Nouvelles Routes de la Soie digitales

Ce qui explique le succès de Huawei, qui est parvenu à fabriquer des micropuces, activer la 6G et développer les réseaux satellites GPS en dépassant les majors américaines sur leur propre terrain malgré les sanctions américaines. Il en ira de même avec l’intelligence artificielle qui est au cœur de la prochaine bataille technologique. Le destin des LLM (large language models) dépend de la masse de joueurs à disposition.
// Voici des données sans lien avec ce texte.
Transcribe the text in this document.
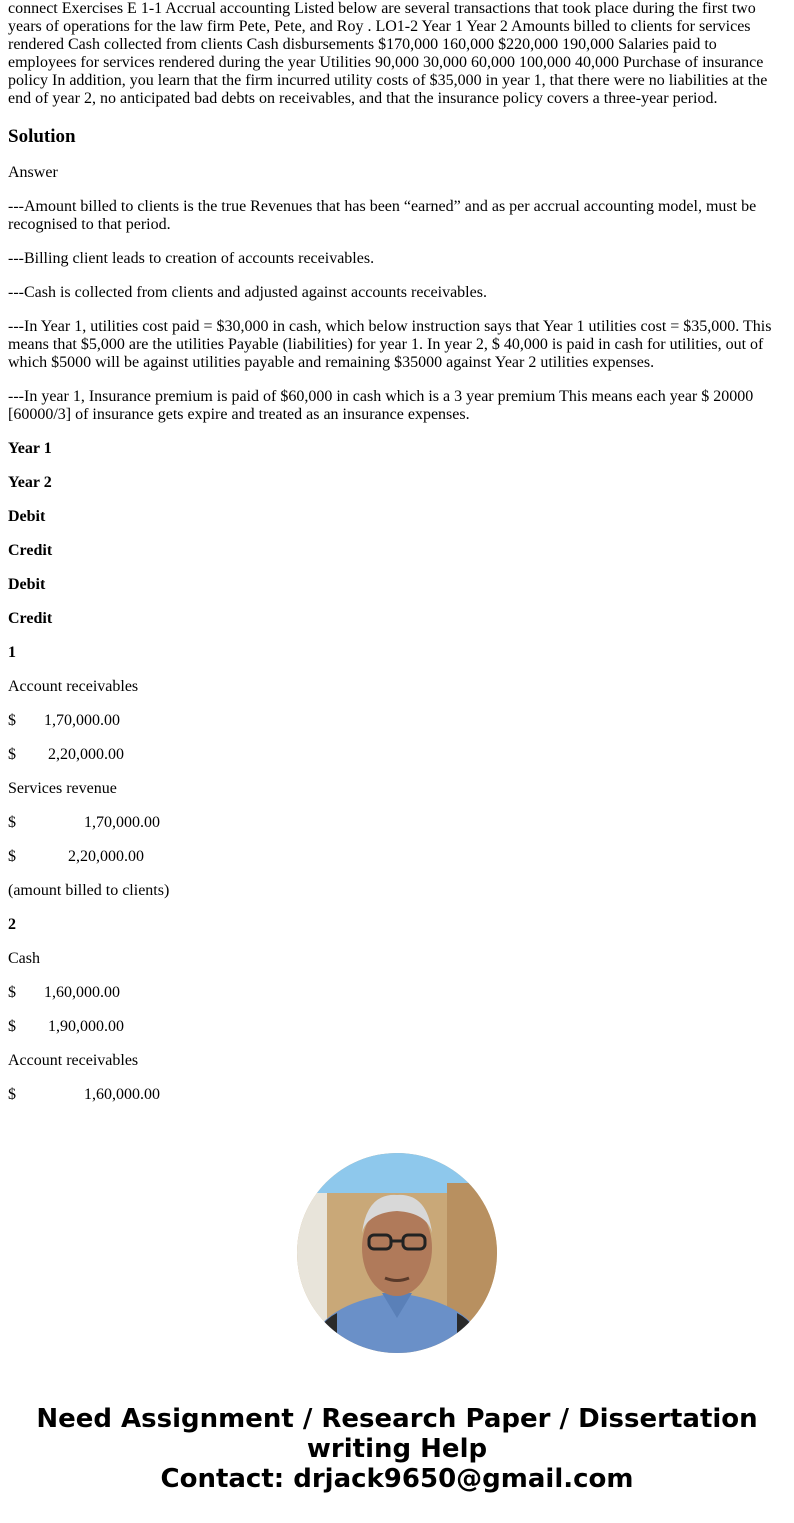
connect Exercises E 1-1 Accrual accounting Listed below are several transactions that took place during the first two years of operations for the law firm Pete, Pete, and Roy . LO1-2 Year 1 Year 2 Amounts billed to clients for services rendered Cash collected from clients Cash disbursements $170,000 160,000 $220,000 190,000 Salaries paid to employees for services rendered during the year Utilities 90,000 30,000 60,000 100,000 40,000 Purchase of insurance policy In addition, you learn that the firm incurred utility costs of $35,000 in year 1, that there were no liabilities at the end of year 2, no anticipated bad debts on receivables, and that the insurance policy covers a three-year period.

Solution

Answer

---Amount billed to clients is the true Revenues that has been “earned” and as per accrual accounting model, must be recognised to that period.

---Billing client leads to creation of accounts receivables.

---Cash is collected from clients and adjusted against accounts receivables.

---In Year 1, utilities cost paid = $30,000 in cash, which below instruction says that Year 1 utilities cost = $35,000. This means that $5,000 are the utilities Payable (liabilities) for year 1. In year 2, $ 40,000 is paid in cash for utilities, out of which $5000 will be against utilities payable and remaining $35000 against Year 2 utilities expenses.

---In year 1, Insurance premium is paid of $60,000 in cash which is a 3 year premium This means each year $ 20000 [60000/3] of insurance gets expire and treated as an insurance expenses.

Year 1

Year 2

Debit

Credit

Debit

Credit

1

Account receivables

$       1,70,000.00

$        2,20,000.00

Services revenue

$                 1,70,000.00

$             2,20,000.00

(amount billed to clients)

2

Cash

$       1,60,000.00

$        1,90,000.00

Account receivables

$                 1,60,000.00

Need Assignment / Research Paper / Dissertation
writing Help
Contact: drjack9650@gmail.com
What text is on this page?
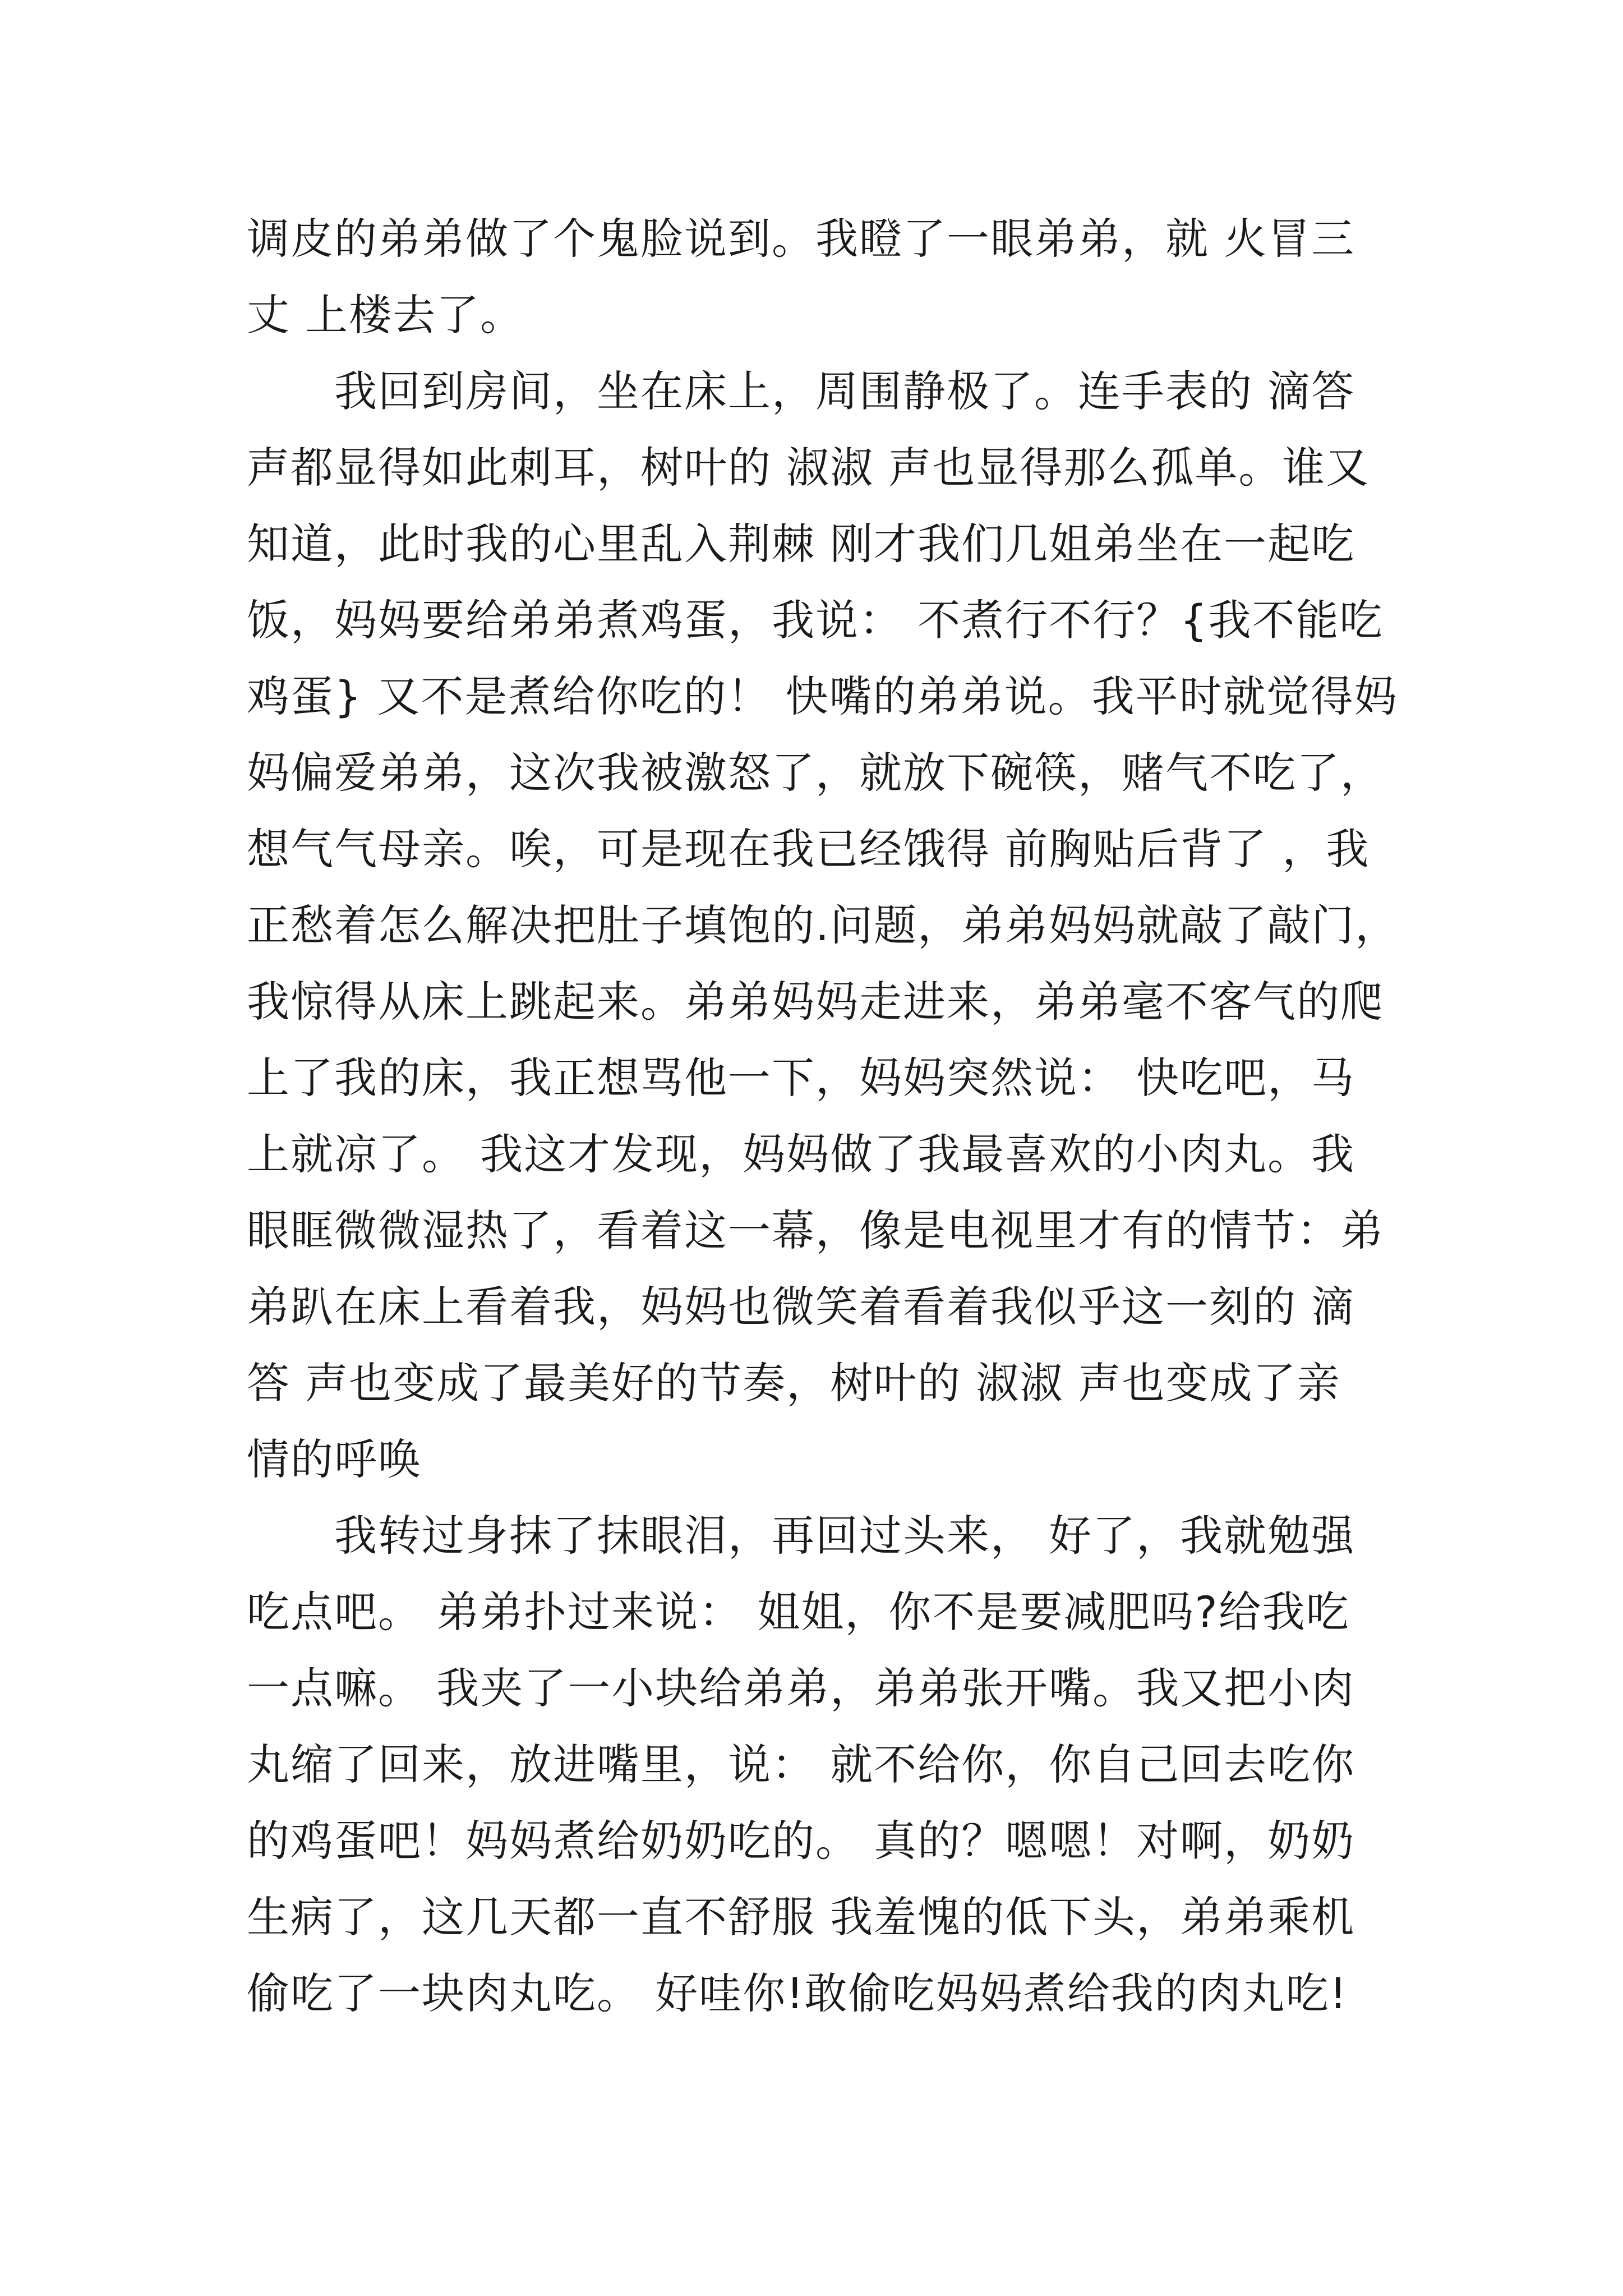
调皮的弟弟做了个鬼脸说到。我瞪了一眼弟弟，就 火冒三
丈 上楼去了。
　　我回到房间，坐在床上，周围静极了。连手表的 滴答
声都显得如此刺耳，树叶的 淑淑 声也显得那么孤单。谁又
知道，此时我的心里乱入荆棘 刚才我们几姐弟坐在一起吃
饭，妈妈要给弟弟煮鸡蛋，我说： 不煮行不行？{我不能吃
鸡蛋} 又不是煮给你吃的！ 快嘴的弟弟说。我平时就觉得妈
妈偏爱弟弟，这次我被激怒了，就放下碗筷，赌气不吃了，
想气气母亲。唉，可是现在我已经饿得 前胸贴后背了 ，我
正愁着怎么解决把肚子填饱的.问题，弟弟妈妈就敲了敲门，
我惊得从床上跳起来。弟弟妈妈走进来，弟弟毫不客气的爬
上了我的床，我正想骂他一下，妈妈突然说： 快吃吧，马
上就凉了。 我这才发现，妈妈做了我最喜欢的小肉丸。我
眼眶微微湿热了，看着这一幕，像是电视里才有的情节：弟
弟趴在床上看着我，妈妈也微笑着看着我似乎这一刻的 滴
答 声也变成了最美好的节奏，树叶的 淑淑 声也变成了亲
情的呼唤
　　我转过身抹了抹眼泪，再回过头来， 好了，我就勉强
吃点吧。 弟弟扑过来说： 姐姐，你不是要减肥吗?给我吃
一点嘛。 我夹了一小块给弟弟，弟弟张开嘴。我又把小肉
丸缩了回来，放进嘴里，说： 就不给你，你自己回去吃你
的鸡蛋吧！妈妈煮给奶奶吃的。 真的？嗯嗯！对啊，奶奶
生病了，这几天都一直不舒服 我羞愧的低下头，弟弟乘机
偷吃了一块肉丸吃。 好哇你!敢偷吃妈妈煮给我的肉丸吃!
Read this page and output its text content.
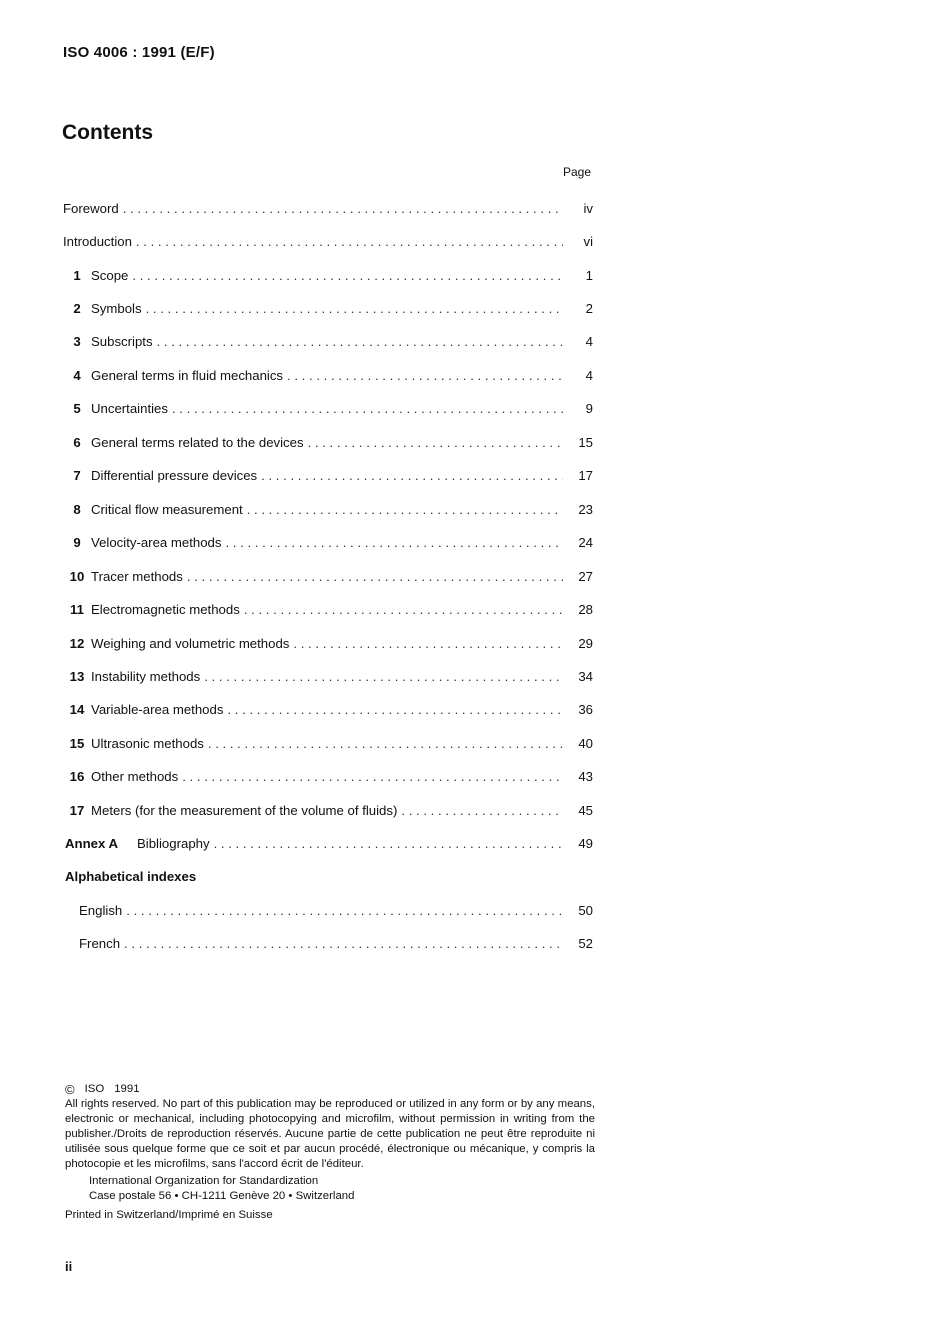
ISO 4006 : 1991 (E/F)
Contents
Page
Foreword . . .	iv
Introduction . . .	vi
1 Scope . . .	1
2 Symbols . . .	2
3 Subscripts . . .	4
4 General terms in fluid mechanics . . .	4
5 Uncertainties . . .	9
6 General terms related to the devices . . .	15
7 Differential pressure devices . . .	17
8 Critical flow measurement . . .	23
9 Velocity-area methods . . .	24
10 Tracer methods . . .	27
11 Electromagnetic methods . . .	28
12 Weighing and volumetric methods . . .	29
13 Instability methods . . .	34
14 Variable-area methods . . .	36
15 Ultrasonic methods . . .	40
16 Other methods . . .	43
17 Meters (for the measurement of the volume of fluids) . . .	45
Annex A	Bibliography . . .	49
Alphabetical indexes
English . . .	50
French . . .	52
© ISO 1991
All rights reserved. No part of this publication may be reproduced or utilized in any form or by any means, electronic or mechanical, including photocopying and microfilm, without permission in writing from the publisher./Droits de reproduction réservés. Aucune partie de cette publication ne peut être reproduite ni utilisée sous quelque forme que ce soit et par aucun procédé, électronique ou mécanique, y compris la photocopie et les microfilms, sans l'accord écrit de l'éditeur.
International Organization for Standardization
Case postale 56 • CH-1211 Genève 20 • Switzerland
Printed in Switzerland/Imprimé en Suisse
ii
La Chine entend désormais se lancer dans la création de Nouvelles Routes de la Soie digitales. 

Un des professeurs rappelle qu’il y a une quinzaine d’années elle avait voulu imiter l’Occident en le copiant, en développant des médias globaux comme CCTV en anglais et en exportant sa culture au large. Constatant les limites de cette stratégie au vu du développement des plateformes américaines, elle a décidé en 2018 de changer de stratégie en misant sur le développement non plus de contenus mais de plateformes et de technologies globales axées sur la culture nationale (dont TikTok et Deepseek sont les exemples les plus connus). Elle a passé de la production de films du type Wolf Warriors, calqué sur Captain America, à des films qui ne doivent plus rien aux modèles américains, comme la série Wandering Earth (No 1 Netflix en 2019), Black Myth: Wukong (2024) dont le roi-Singe qui est le superhéros de l’histoire s’inspire du roman épique classique Le Voyage vers l’Ouest. Bref, le pays s’est libéré de la dépendance culturelle américaine et entend miser sur ses propres ressources culturelles. 

Plus que jamais, le support et la technologie sont le message! On verra si le softpower chinois, une fois qu’il aura intégré les langues étrangères dans la diffusion en ligne de ses réalisations, réussira à égaliser Hollywood en matière de production culturelle globalisée. Dans l’immédiat, Pékin assure à tout prix vouloir éviter une «guerre froide culturelle», histoire de ne pas rajouter une nouvelle couche à la bataille des tarifs douaniers. Le duel est en tout cas engagé et il promet d’être passionnant.